By Frank van Steenbergen
Post card from Riga, Latvia. It is the blessing of seasonality – the need to preserve foods, so as to keep them for the off-season. Latvia is one such place where there has throughout histroy been a huge challenge to survive the cold winter months when no food is produced. It has a rich a long tradition of local food preservation – pickling, drying, salting, smoking and fermentation. Cabbage, tomatoes, cucumber, garlic, beans, berries, but also milk, octopus, herring and other fish have a history of preservation. Much of it is continues as a small business activity and the impressive Central Market in Riga is like an immense live museum of food preservation.

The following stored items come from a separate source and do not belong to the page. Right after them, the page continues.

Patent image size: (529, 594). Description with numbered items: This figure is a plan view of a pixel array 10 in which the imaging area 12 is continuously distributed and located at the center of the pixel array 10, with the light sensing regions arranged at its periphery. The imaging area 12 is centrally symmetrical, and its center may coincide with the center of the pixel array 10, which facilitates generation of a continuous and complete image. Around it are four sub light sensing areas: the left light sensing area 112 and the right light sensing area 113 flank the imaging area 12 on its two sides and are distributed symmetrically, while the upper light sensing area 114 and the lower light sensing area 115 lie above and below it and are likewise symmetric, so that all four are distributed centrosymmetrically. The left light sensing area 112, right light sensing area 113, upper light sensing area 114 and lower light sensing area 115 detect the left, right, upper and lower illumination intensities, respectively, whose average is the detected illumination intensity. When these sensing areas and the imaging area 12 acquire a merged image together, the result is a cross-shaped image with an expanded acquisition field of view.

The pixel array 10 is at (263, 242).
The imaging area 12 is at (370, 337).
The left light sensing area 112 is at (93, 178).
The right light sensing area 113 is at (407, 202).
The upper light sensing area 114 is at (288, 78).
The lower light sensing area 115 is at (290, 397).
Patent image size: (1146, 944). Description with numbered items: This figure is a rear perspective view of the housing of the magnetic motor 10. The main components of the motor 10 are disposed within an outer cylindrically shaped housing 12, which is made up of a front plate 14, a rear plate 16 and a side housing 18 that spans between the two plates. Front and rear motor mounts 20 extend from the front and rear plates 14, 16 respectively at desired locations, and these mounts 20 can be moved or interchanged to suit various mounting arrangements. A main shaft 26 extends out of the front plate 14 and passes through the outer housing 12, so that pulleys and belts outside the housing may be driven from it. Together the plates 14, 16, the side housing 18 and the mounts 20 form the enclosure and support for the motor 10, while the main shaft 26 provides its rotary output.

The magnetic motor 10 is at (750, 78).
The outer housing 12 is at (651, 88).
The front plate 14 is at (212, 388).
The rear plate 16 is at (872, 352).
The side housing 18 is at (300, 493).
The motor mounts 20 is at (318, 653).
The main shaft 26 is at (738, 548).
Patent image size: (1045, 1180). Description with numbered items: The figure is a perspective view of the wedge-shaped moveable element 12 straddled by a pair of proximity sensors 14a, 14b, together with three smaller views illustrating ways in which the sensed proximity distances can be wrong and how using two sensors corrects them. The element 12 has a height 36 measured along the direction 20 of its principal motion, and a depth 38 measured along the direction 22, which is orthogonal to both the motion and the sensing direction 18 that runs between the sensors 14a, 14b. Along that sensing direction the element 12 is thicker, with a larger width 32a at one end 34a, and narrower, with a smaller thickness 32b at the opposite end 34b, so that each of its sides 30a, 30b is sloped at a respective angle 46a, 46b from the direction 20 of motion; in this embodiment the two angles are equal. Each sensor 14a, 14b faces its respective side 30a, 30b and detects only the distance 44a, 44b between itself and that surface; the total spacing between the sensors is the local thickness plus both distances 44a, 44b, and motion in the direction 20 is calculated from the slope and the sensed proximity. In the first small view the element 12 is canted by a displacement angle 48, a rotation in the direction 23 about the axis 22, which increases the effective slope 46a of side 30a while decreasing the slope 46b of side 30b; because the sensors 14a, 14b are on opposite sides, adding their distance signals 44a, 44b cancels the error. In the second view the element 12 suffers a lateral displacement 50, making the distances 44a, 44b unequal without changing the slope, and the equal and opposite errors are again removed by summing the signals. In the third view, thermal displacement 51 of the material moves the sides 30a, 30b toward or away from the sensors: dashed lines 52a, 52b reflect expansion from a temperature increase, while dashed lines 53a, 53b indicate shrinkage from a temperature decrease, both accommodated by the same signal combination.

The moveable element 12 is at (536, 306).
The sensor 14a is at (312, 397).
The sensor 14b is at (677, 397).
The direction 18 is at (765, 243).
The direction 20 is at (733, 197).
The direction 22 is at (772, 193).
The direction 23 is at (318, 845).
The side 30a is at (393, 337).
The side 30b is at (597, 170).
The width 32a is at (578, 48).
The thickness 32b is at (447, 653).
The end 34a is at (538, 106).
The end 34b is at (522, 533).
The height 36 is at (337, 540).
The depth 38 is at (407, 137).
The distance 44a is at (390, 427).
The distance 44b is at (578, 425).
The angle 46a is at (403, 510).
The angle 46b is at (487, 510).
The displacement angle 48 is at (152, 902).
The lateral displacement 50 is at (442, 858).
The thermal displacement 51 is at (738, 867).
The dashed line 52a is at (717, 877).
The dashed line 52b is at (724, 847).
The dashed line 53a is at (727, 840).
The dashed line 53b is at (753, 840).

Preserving is not only about keeping the food from spoiling: it may also enhance the quality of food – spices may be added to the pickled food that enhance their taste along the brine of salt, sugar and vinegar in which they are immersed. Different colors add to the culinary pleasure. Similarly smoking changes food texture and adds distinctive flavor and the choice of wood to use is important.
Among all the methods of preservation fermented food is a category of its own. Fermented foods are foods and beverages that have undergone controlled microbial growth and fermentation. Fermentation is an anaerobic process in which microorganisms like yeast and bacteria break down food components (for instance sugars such as glucose) into other products (like organic acids, gases or alcohol). This creates the unique and desirable taste, aroma, texture and appearance. There are thousands of different types of fermented foods: in Latvia sauerkraut, but also in sour dough bread, ciders, kefirs and fermented beech juice. All over the world there are thousands of applications – using natural bacteria or special yeasts in different degrees of control.
Fermented food also often come with a bonus. The food that are fermented are nutritious in their original form, but through fermentation additional health benefits in the shape of probiotics and prebiotics may be added. Probiotics are the so-called ‘good’ bacteria. What they among others do is to improve the gut environment and support a healthy immune system.. Whereas is in commercially produced foods these probiotics may be killed in the process of pasteurization, in local production still usually are still going strong. In addition to pro-biotics fermented foods contain prebiotics. These are special sugar molecules that the body microorganisms, such as gut bacteria, feed on to live and thrive.
Though local food preservation has many long local histories, it is useful to project this into the future. As tastes develop, it is important to keep innovating and improving with local food preservation to add to the quality of food and life and the diversity of services in the local economies.